In which I recount a rewarding year of public history work in the world
2018 was one of those years with a mind of its own. It was all I could do to hold on and enjoy its wild ride. The whole year felt like a flat-out sprint, but in the end, the year was full of fascinating work, travels, and appearances. So much happened, in fact, that I’ve decided to break my annual review into more than one post. Here, I touch on the various projects I’ve been involved with over the past twelve months.
Much of my work in 2018 centered on LGBTQ historic preservation. I completed a survey of potential National Historic Landmarks (NHLs) related to LGBTQ history in thirteen states (Connecticut, Delaware, Maine, Maryland, Massachusetts, New Hampshire, New Jersey, New York, Pennsylvania, Rhode Island, Vermont, Virginia, and West Virginia). This was an ambitious effort, and I couldn’t have done it without the assistance of two up-and-coming historians of sexuality: Andrew Clark-Huckstep and Hannah Fletcher Craddock.
Also related to the built environment, I performed deeper research on four properties in particular. This research resulted in NHL Briefing Statements for:
- Azurest South, the home of architect Amaza Lee Meredith and her partner Edna Meade Colson in Petersburg, VA
- The House of the Furies, a lesbian feminist collective in Washington, DC
- The offices of Gay Community News and Fag Rag in Boston, Massachussetts
- The home of African American education advocate Lucy Diggs Slowe, first Dean of Women at Howard University, and her partner, playwright Mary Burrill, also in Washington, DC
Spring 2018 saw me deep in research on the history student activism related to sexuality at Indiana University, a project funded by the Indiana University Bicentennial Initiative. Topics included advocacy for sex education at the university in the 1930s; issues surrounding female student curfews, visitation, and ability to leave campus in the 1940s through 1960s; student groups related to sexual freedom, LGBTQ identities, reproductive rights, and the prevention of sexual violence in the second half of the twentieth century; and the establishment in the 1990s of what is today known as the Indiana University LGBTQ+ Culture Center. In the short term, this material is being incorporated into curriculum at the university. Looking toward the future, I am pondering ways I might give these findings a broader audience. And, as with almost all my work, this was a team effort. The Indiana University Archives was a gold mine, and Hannah Fletcher Craddock once again assisted with identifying, sorting, and analyzing vast amounts of material.

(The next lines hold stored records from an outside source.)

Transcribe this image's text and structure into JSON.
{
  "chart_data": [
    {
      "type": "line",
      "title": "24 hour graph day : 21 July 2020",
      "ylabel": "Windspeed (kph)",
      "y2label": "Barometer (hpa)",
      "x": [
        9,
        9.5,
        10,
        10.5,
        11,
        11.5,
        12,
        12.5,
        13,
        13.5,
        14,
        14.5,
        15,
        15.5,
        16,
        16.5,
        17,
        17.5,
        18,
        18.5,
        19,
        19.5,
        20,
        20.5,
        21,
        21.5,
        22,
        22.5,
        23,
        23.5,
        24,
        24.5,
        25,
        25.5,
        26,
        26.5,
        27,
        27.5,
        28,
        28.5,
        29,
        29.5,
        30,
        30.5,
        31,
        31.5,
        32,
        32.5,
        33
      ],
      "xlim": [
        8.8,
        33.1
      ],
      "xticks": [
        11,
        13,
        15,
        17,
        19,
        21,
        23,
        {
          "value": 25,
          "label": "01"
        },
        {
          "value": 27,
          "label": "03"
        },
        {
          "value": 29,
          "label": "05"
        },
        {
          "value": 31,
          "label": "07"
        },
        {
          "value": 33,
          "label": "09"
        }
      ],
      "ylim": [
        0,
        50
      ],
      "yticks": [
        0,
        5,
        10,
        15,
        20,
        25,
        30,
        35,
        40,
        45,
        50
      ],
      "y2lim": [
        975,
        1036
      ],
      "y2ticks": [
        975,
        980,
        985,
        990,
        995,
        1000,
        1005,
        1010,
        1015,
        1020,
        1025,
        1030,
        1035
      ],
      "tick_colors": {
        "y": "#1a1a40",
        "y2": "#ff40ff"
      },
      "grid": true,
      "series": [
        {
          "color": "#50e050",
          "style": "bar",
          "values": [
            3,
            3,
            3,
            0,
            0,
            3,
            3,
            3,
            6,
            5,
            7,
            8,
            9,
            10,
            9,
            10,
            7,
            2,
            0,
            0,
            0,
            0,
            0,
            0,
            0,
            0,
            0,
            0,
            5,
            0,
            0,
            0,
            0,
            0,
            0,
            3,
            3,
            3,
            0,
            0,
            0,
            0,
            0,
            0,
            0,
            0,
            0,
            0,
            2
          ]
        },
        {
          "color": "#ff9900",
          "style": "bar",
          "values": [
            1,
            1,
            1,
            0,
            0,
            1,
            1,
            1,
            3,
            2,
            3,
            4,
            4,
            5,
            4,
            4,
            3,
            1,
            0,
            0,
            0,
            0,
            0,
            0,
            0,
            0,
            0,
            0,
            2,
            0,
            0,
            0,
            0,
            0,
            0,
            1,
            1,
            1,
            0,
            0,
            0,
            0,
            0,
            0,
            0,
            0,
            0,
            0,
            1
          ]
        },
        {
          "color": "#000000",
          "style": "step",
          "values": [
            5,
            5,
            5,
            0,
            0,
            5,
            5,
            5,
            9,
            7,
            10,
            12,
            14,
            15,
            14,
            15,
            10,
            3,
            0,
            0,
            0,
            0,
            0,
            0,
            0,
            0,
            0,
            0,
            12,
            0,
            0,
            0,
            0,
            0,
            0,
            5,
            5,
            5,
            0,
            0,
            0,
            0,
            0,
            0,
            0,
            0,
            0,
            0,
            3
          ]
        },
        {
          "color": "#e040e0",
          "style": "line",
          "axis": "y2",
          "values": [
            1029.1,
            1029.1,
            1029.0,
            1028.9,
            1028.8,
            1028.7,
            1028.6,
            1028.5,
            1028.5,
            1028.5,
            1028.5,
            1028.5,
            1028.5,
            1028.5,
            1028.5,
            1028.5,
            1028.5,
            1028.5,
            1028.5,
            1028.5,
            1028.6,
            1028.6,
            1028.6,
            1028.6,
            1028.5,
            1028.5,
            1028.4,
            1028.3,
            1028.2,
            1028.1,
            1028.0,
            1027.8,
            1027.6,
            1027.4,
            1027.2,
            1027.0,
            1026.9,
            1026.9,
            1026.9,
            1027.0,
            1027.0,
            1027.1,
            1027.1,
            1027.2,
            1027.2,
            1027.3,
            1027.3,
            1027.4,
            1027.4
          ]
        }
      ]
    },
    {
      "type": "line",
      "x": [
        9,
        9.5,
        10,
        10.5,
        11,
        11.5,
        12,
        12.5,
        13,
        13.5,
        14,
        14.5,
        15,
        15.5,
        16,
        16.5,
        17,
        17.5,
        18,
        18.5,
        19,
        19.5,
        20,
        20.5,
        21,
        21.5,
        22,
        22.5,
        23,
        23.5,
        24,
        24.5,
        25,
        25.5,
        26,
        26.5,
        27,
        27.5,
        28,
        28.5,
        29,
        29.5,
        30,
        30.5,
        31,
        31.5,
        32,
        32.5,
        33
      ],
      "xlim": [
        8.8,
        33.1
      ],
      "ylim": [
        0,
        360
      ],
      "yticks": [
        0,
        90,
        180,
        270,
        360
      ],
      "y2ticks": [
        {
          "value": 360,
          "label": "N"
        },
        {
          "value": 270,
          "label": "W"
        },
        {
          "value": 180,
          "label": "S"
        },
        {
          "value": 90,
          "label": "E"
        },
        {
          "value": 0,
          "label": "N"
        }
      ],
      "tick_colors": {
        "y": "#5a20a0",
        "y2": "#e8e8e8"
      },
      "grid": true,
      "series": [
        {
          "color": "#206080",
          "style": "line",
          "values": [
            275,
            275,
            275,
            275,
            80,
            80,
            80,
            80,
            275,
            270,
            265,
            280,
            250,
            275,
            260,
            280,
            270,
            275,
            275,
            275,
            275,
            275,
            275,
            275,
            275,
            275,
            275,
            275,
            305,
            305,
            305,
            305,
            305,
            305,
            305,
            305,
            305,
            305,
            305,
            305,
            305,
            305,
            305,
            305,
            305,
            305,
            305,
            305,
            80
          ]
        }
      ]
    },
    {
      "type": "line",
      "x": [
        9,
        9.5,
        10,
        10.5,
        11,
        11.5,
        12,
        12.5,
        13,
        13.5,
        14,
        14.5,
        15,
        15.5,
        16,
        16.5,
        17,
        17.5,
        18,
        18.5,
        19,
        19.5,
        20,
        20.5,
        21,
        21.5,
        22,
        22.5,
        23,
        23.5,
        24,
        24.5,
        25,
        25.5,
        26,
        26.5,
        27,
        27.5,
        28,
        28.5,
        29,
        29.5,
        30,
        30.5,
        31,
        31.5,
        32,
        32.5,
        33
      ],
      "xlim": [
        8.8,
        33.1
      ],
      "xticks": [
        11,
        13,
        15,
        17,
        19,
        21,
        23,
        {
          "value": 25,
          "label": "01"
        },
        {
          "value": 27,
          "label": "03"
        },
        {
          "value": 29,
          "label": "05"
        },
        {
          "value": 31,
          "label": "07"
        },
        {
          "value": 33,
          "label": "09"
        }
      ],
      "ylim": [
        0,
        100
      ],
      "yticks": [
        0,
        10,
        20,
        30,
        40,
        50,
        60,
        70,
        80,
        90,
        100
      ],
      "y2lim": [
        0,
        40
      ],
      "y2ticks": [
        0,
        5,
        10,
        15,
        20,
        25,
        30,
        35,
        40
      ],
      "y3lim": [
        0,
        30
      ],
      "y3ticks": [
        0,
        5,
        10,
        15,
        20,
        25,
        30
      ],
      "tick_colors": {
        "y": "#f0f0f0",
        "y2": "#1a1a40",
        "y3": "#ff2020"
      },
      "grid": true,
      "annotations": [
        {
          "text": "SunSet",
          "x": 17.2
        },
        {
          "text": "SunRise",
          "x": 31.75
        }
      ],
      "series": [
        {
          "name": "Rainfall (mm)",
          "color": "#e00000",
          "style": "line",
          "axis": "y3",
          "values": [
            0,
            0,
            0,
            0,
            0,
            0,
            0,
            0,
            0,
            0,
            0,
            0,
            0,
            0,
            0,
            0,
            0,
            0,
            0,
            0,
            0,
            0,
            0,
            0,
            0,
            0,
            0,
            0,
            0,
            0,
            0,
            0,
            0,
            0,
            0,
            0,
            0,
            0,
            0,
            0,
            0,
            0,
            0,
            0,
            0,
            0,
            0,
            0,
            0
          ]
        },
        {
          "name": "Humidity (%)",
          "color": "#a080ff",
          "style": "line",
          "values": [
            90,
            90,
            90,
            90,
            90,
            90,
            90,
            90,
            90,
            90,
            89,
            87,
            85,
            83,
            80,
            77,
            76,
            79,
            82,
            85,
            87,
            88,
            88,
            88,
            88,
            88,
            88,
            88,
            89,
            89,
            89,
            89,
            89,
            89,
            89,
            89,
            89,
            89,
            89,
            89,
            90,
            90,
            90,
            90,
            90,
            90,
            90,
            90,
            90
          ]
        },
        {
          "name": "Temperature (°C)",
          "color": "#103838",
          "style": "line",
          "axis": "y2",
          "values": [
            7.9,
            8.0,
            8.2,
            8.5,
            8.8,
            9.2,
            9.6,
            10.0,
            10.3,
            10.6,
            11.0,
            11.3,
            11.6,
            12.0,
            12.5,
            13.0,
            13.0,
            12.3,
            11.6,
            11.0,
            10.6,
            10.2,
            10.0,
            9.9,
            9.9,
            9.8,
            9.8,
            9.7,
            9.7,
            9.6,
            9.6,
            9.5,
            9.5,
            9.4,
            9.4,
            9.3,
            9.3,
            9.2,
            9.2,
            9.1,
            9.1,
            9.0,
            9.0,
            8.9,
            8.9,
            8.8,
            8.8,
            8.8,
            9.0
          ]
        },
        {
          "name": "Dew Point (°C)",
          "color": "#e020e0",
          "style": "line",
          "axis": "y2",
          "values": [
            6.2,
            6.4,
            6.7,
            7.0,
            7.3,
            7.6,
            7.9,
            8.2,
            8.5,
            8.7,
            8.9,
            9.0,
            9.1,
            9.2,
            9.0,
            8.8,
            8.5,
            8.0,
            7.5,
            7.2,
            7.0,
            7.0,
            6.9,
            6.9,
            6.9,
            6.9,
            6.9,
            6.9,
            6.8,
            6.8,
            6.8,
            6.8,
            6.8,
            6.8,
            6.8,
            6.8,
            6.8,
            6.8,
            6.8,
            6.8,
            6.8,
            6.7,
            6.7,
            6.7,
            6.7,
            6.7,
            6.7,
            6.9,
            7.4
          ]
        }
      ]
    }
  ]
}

Within the editorial services side of my business, I had the distinct pleasure of editing and indexing a sure-to-be ground-breaking book in the public history field: Clio’s Foot Solders: Twentieth-Century U.S. Social Movements and Collective Memory, by Lara Kelland. Kelland’s work challenges our status-quo understandings of the origins of the field of public history and credits the work of identity politics movements of the 1960s and 1970s with changing the U.S. historical narrative. Elsewhere on the editing front, I continued my copyediting work for the American Association for State and Local History’s publication History News.
Amid all this other work, I had the bittersweet task of returning to my former employer, the Organization of American Historians (OAH), to assist the organization in the aftermath of the unexpected passing of my public history colleague Aidan Smith. Over the past eight months, I’ve worked to piece together the history and parameters of the various projects Aidan was working on; keep the OAH’s collaborative program with the National Park Service running; managed, to varying degrees, over eighty-five OAH-NPS projects; and help hire and train the new OAH public history team of Paul Zwirecki, who is now serving as OAH Public History Manager, and Derek Duquette, who is filling a new position as OAH Public History Program Associate. It was quite the unexpected adventure, and I hope I was able to make this hard transition a little smoother. The effort also enabled me to reconnect with more of the dedicated historians who work for the National Park Service and revisit some of the unique satisfactions that come from successfully managing a project. Returning temporarily to the public history department of the OAH reminded how much I enjoy historical project management, and I hope I will have the opportunity to put these skills to good use again soon.